Ad oggi la sessualità non viene considerata uno dei punti cruciali per una buona qualità di vita. È pensiero comune, o caratteristica essenziale dell’essere umano, concentrarsi sul dolore e su ciò che non va, piuttosto che sui piaceri fisici o mentali che il sesso o la vita possono regalare, elementi percepiti fuori luogo in una condizione come il cancro. In Italia e nei paesi dove è presente una forte morale religiosa si dà un fortissimo valore alla sofferenza e si reputa “peccaminoso” ogni possibile tentativo di lenirla. In ambulatorio di medicina generale capita spesso si trovarsi di fronte a pazienti che dopo la diagnosi di tumore, o dopo l’intervento chirurgico risolutivo, si stupiscono di fronte ad una domanda sui rapporti sessuali con il/la partner. Le risposte più quotate sono “e…ormai, cosa posso fare?” oppure “eh no dottore, non ho la testa per fare certe cose” o anche “dottore, senza un seno, mio marito non mi guarda più” infine “dottore, senza l’utero non mi sento più donna”. Eppure, anche lo studio francese dimostra come una corretta informazione sessuologica, unita al supporto di uno specialista sessuologo e oncologo, migliori notevolmente gli outcomes e la qualità di vita del paziente, specialmente se la patologia riscontrata è completamente curabile. Una corretta informazione è fondamentale, per questo è importante spiegare ai pazienti i possibili danni e le possibili complicanze soprattutto gastroenterologiche, urinarie e sessuali che un intervento radioterapico può generare. La notizia della diagnosi di cancro influenza diversamente l’attività sessuale nei rispettivi generi: l’uomo tende a ridurla, per forte smacco alla sua autostima e virilità, mentre la donna tende ad aumentarla per paura di perdere il partner e non essere più in grado di soddisfarlo. In ogni caso è innegabile che il tempo che intercorre tra la diagnosi e l’inizio delle terapie, qualsiasi esse siano, è una fase molto delicata della vita della persona e in questo vortice di sintomi e pensieri la sessualità è la prima a rimetterci ecco perché è così importante una sana informazione “onco-sessuologica”.
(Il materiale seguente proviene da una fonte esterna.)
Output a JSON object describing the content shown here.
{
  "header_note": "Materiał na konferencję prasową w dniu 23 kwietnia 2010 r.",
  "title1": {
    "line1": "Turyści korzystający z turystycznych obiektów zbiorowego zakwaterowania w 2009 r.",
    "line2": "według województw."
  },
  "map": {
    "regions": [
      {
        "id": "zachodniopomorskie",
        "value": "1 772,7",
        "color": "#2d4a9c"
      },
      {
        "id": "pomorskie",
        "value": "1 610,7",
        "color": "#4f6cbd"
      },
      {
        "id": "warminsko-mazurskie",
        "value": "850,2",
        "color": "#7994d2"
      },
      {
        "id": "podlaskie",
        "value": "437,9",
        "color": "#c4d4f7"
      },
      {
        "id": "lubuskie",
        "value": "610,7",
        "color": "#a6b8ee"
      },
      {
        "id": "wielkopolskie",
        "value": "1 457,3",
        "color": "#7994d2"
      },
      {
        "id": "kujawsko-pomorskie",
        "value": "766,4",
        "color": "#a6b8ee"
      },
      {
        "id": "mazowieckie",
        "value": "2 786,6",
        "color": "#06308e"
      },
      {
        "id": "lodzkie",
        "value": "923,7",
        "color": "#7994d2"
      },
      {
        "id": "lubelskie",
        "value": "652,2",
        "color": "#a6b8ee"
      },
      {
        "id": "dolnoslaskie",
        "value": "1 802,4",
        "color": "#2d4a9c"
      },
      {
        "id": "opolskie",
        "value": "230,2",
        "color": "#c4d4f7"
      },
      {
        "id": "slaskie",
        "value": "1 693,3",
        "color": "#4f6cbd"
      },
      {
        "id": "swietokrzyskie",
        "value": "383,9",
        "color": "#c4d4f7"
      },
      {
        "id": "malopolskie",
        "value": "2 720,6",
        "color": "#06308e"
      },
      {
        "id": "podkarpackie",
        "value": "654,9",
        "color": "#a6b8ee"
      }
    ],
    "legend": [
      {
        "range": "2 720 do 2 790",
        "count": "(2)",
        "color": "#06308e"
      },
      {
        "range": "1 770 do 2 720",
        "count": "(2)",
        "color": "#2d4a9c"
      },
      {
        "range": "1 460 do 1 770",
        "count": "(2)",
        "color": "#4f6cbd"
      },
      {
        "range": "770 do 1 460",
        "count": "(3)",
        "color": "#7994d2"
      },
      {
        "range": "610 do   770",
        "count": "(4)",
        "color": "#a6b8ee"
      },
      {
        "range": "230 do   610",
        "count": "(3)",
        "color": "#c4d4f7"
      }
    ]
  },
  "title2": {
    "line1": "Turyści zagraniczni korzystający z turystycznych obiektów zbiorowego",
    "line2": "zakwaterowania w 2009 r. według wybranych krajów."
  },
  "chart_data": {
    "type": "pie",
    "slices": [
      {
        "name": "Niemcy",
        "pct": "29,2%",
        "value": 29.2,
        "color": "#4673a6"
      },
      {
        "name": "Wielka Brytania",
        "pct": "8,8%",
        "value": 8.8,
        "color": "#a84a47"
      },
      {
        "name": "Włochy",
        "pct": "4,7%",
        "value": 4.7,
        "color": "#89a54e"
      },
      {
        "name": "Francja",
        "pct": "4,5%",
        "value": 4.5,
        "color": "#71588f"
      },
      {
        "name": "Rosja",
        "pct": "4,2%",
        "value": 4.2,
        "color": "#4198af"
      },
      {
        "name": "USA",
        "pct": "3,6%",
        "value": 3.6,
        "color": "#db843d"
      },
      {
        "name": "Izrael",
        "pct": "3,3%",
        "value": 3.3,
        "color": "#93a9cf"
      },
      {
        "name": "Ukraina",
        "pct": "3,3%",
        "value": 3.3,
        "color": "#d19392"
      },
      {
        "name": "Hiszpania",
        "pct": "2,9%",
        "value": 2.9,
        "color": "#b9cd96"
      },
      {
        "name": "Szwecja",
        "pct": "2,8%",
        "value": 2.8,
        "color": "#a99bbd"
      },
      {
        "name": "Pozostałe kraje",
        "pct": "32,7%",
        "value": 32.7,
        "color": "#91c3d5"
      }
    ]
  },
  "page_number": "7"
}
Le iniziative meno sfruttate di supporto sessuologico sono state la terapia di gruppo e la terapia di coppia: questo spiega quando sia devastante per l’intimità la diagnosi di tumore. Il paziente si sente tremendamente a disagio nel parlare della sua sfera privata, ormai danneggiata, quasi come se fosse una colpa da espiare o qualcosa di cui vergognarsi.
Non importa se il paziente prima della diagnosi ha disfunzioni sessuali, sicuramente con la scoperta della patologia compariranno o si intensificheranno. Il take home message di questo studio è che più precocemente si interviene con un supporto informativo, fisico ed emotivo, maggiore sarà il giovamento nella vita sessuale del paziente e nella sua vita in generale.